Detroit Lions linebacker DeAndre Levy wants men to "man up." At a time when the NFL continues to be fiercely scrutinized on issues of domestic and sexual violence, the football player urged more athletes to speak out against sexual violence in order to change the way men think about the issue in an essay that is truly perceptive and powerful.

In the essay, written in honor of Sexual Assault Awareness Month for the Players' Tribune, Levy talks about the meaning of consent and proceeds to break down common misconceptions about rape and sexual violence. He references his own early personal experience hearing about men bragging of sexual violence and opens up about his own ignorance on the issue to highlight how important it is to change how men think about the issue.

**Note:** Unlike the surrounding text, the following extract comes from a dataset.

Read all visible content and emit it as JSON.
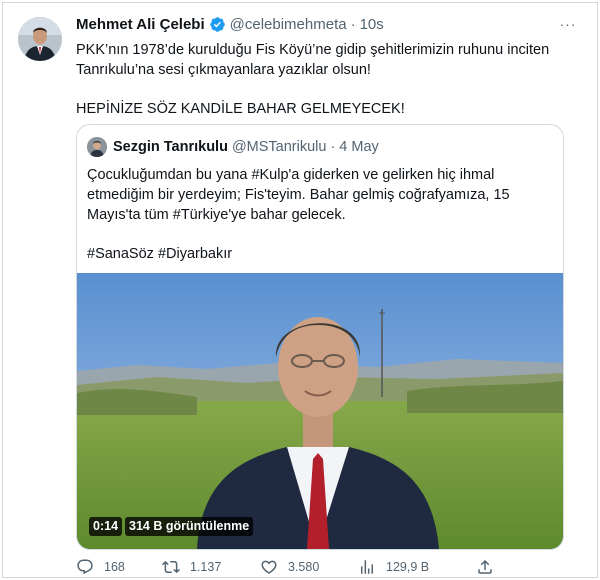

"I carry guilt for not acting after hearing a story (and many others) that painted a picture of what I would now identify as rape," he writes. "This speaks to just how toxic and backward the culture around sexual assault still is. I was 18 years old — 'man' enough to drive, vote and go to war — but somehow I didn’t have the courage, or the maturity, to see what they were talking about for what it was: a serious crime."

He cites NFL efforts to educate players on domestic abuse and sexual violence as having led him to question how he approached the issue of sexual violence. "We’re essentially dealing with the problem by telling women to be more careful," Levy writes. "And that’s bullshit." He urges a focus on educating young men on what true consent is and how to be allies in an effort to prevent and decrease instances of sexual violence. To begin effecting change, Levy argues men need to stop thinking of sexual violence as a "woman's problem."

As a first step, Levy encourages men to change their perspective when thinking about issues of sexual violence if needed. "When you approach this issue as a mother’s son, or as a partner, or as a sister’s brother, rather than as a bro, it looks very different," he writes. "But it shouldn’t take a personal relationship to stand up for this."

Levy hinted he hoped his status as an NFL player would bring more awareness to the issue and inspire more men to not only talk about the issue but to challenge it. He implored his fellow athletes to join him in speaking out about instances of sexual violence. "When we talk, people listen. So in a sense, our general silence on this issue is condoning it," Levy writes. "Let’s change that. Speak out with me. Man up."